Странное ощущение радости охватило Барбару. Не надо больше лгать, постоянно прятаться за спиной этого далекого для нее человека. Кончились мелкие, унизительные уловки. Бледная и спокойная, она взглянула на стоящего перед ней Роджера.
— Куда ты едешь? Что собираешься делать?
Роджер тихо сказал:
— Я уезжаю во Францию. Собираюсь уйти в монастырь.
Барбара задумчиво посмотрела на него, вспоминая его вялые ласки, затем, вспыхнув, отвела глаза, словно согрешила, нарушив чужую тайну.
— Мне потребуется еще какое-то время, чтобы уладить все дела, но скоро мы расстанемся навсегда. — Он пристально смотрел на Барбару с непонятной мольбой в глазах.
Барбара порывисто взяла его руку и сказала:
— О Роджер! Мне жаль, что я вышла за тебя замуж.

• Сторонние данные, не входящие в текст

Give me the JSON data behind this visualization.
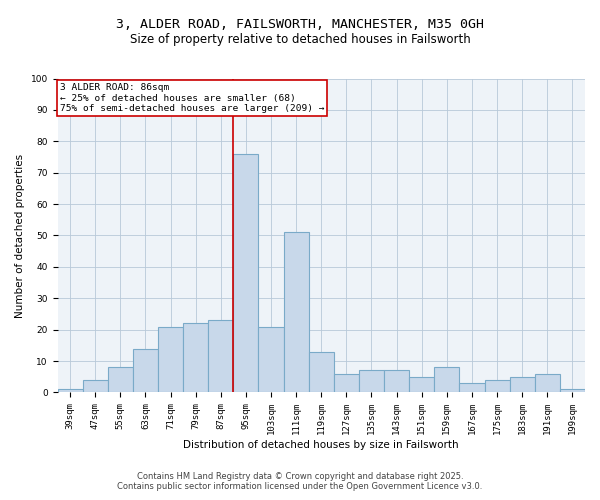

Он попытался вырвать руку, но Барбара сильнее сжала ее.
— Ты не так меня понял. Прости меня, если сможешь. Боюсь, я погубила твою жизнь своим себялюбием. Но, Роджер, я никогда не смогла бы быть тебе хорошей женой! Мы слишком разные. Я никогда бы не смогла стать монахиней! А ты даже рад удалиться в монастырь.
Роджер повернул ладонь Барбары и нежно провел по ней пальцем.
— Это правда, мы совсем не пара, но все же у нас были хорошие моменты, когда мы работали вместе. — Его глаза смотрели на нее прямо и открыто. — Ты была мне чудесной помощницей во всех политических делах, когда мы готовили возвращение короля.
Барбара вспомнила те редкие моменты близости, когда они действовали заодно, и ее охватило чувство жалости и стыда.
— И как плохо все это закончилось для тебя! — На мгновение она забыла о себе, о своем желании свободы и думала только о нем. — Роджер, не уезжай во Францию. Ты же потеряешь все, ради чего мы жили и чего ты так старался добиться.